UDF Performance in MySQL

2019-06-24 19:19发布

问题:

I'm noticing exponential performance degradation in MySQL query execution times when queries include calls to UDF's in the SELECT or WHERE clauses. The UDF's in question query local tables to return scalar values - so they're not just performing arithmetic expressions, but serving as correlated subqueries. I've fixed the performance problem by simply removing the UDF's and rewriting with correlated subqueries, more complex joins, etc.

I suppose if I only had experience with MySQL I would simply accept this as a reality, adjust my use of UDF's and move on. But prior to working with MySQL I worked for 5+ years on SQL Server. I built a billing system that processed much larger data sets and relied very heavily on both scalar and table-value user-defined functions. Those UDF's also performed queries (i.e. not just arithmetic operations). I didn't experience this sort of performance penalty when using user-defined functions on SQL Server.

What I'm wondering is whether there's anyone here who knows SQL Server vs. MySQL internals well enough to confirm or explain away my current theory as to the cause for this performance difference in UDF's on the two systems. My theory is that SQL Server's optimizer evaluates UDF's differently than MySQL's. Perhaps it's because the table engines are decoupled in MySQL? Or maybe the use of UDF's on SQL Server is more prevalent and the MySQL engine's optimizer simply hasn't evolved as far yet? What I'm thinking is that maybe the SQL Server optimizer treats included UDF's as part of the surrounding query (when possible) and then optimizes it along with the rest of the query? Maybe I'm way off the mark here, but I just never saw this kind of performance hit for using UDF's on SQL Server.

Any light others can shed on this issue will be appreciated.

回答1:

UDFs have known limitations and problems. Please see: Are UDFs Harmful to SQL Server Performance?

There are many articles on this topic. Hopefully this is a non-subscriber access: Beware Row-by-Row Operations in UDF Clothing



回答2:

I know this is an old question, but it comes up first in the Google search for "MySQL UDF performance" and does not yet have an adequate answer - one link in the accepted answer is broken, the other does not appear to talk about the specifics of MySQL UDFs.

First, let us make sure we are talking about the actual MySQL UDFs. In MySQL, there is a distinction between a "stored function" and a UDF. A stored function is run using the internal stored function/procedure interpreter. A UDF is written in C++ and is compiled into a shared library which is loaded by MySQL server into the memory and when called, it runs as machine code on the CPU. Thus, UDF performance is frequently orders of magnitude better than that of stored functions.

So first of all, make sure you are talking about the actual UDF, and this is not a stored function.

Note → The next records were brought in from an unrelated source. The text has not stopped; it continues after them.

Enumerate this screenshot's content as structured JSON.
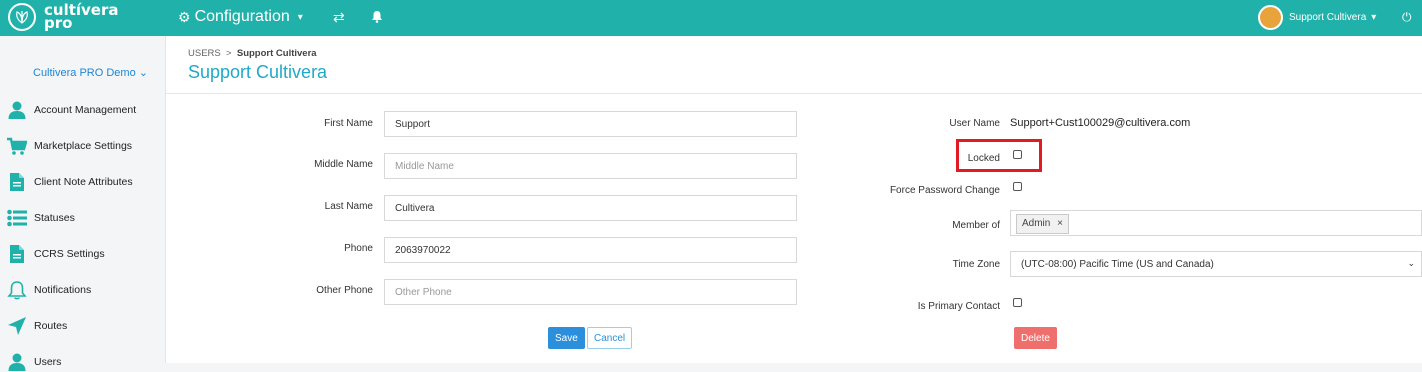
{
  "topbar": {
    "logo_line1": "cultívera",
    "logo_line2": "pro",
    "config_label": "Configuration",
    "user_name": "Support Cultivera"
  },
  "sidebar": {
    "org": "Cultivera PRO Demo",
    "items": [
      {
        "label": "Account Management",
        "icon": "user-icon"
      },
      {
        "label": "Marketplace Settings",
        "icon": "cart-icon"
      },
      {
        "label": "Client Note Attributes",
        "icon": "document-icon"
      },
      {
        "label": "Statuses",
        "icon": "list-icon"
      },
      {
        "label": "CCRS Settings",
        "icon": "document-icon"
      },
      {
        "label": "Notifications",
        "icon": "bell-icon"
      },
      {
        "label": "Routes",
        "icon": "navigation-arrow-icon"
      },
      {
        "label": "Users",
        "icon": "user-icon"
      }
    ]
  },
  "breadcrumb": {
    "root": "USERS",
    "separator": ">",
    "current": "Support Cultivera"
  },
  "page_title": "Support Cultivera",
  "form_left": {
    "first_name": {
      "label": "First Name",
      "value": "Support"
    },
    "middle_name": {
      "label": "Middle Name",
      "placeholder": "Middle Name"
    },
    "last_name": {
      "label": "Last Name",
      "value": "Cultivera"
    },
    "phone": {
      "label": "Phone",
      "value": "2063970022"
    },
    "other_phone": {
      "label": "Other Phone",
      "placeholder": "Other Phone"
    }
  },
  "form_right": {
    "user_name": {
      "label": "User Name",
      "value": "Support+Cust100029@cultivera.com"
    },
    "locked": {
      "label": "Locked",
      "checked": false
    },
    "force_password_change": {
      "label": "Force Password Change",
      "checked": false
    },
    "member_of": {
      "label": "Member of",
      "tags": [
        "Admin"
      ]
    },
    "time_zone": {
      "label": "Time Zone",
      "value": "(UTC-08:00) Pacific Time (US and Canada)"
    },
    "is_primary_contact": {
      "label": "Is Primary Contact",
      "checked": false
    }
  },
  "buttons": {
    "save": "Save",
    "cancel": "Cancel",
    "delete": "Delete"
  },
  "colors": {
    "topbar": "#20b2aa",
    "title": "#20a9c9",
    "save": "#2c8fdc",
    "delete": "#ef6f6c",
    "highlight": "#e01b24"
  }
}
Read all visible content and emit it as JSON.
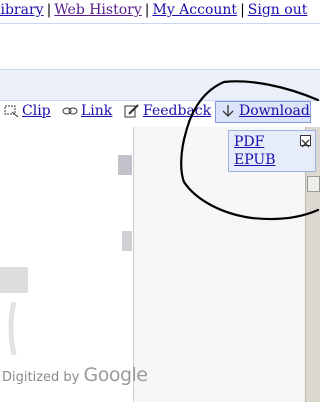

Second, MySQL UDF performance depends on the nature of the algorithm it is executing and the quality of its implementation. For example, if your UDF is testing all possible triplets of characters of a string that is 1000 bytes long, it will be examining 1 billion combinations, and will take around several seconds per row. So if removing the UDFs makes your code run significantly faster, the next step is debugging the UDF itself to make sure it is written optimally - or perhaps the question the UDF is trying to answer just cannot be answered quickly.

That said, a well-written UDF that is answering a relatively simple question is usually lightening-fast compared to the I/O needed to feed it the data to analyze.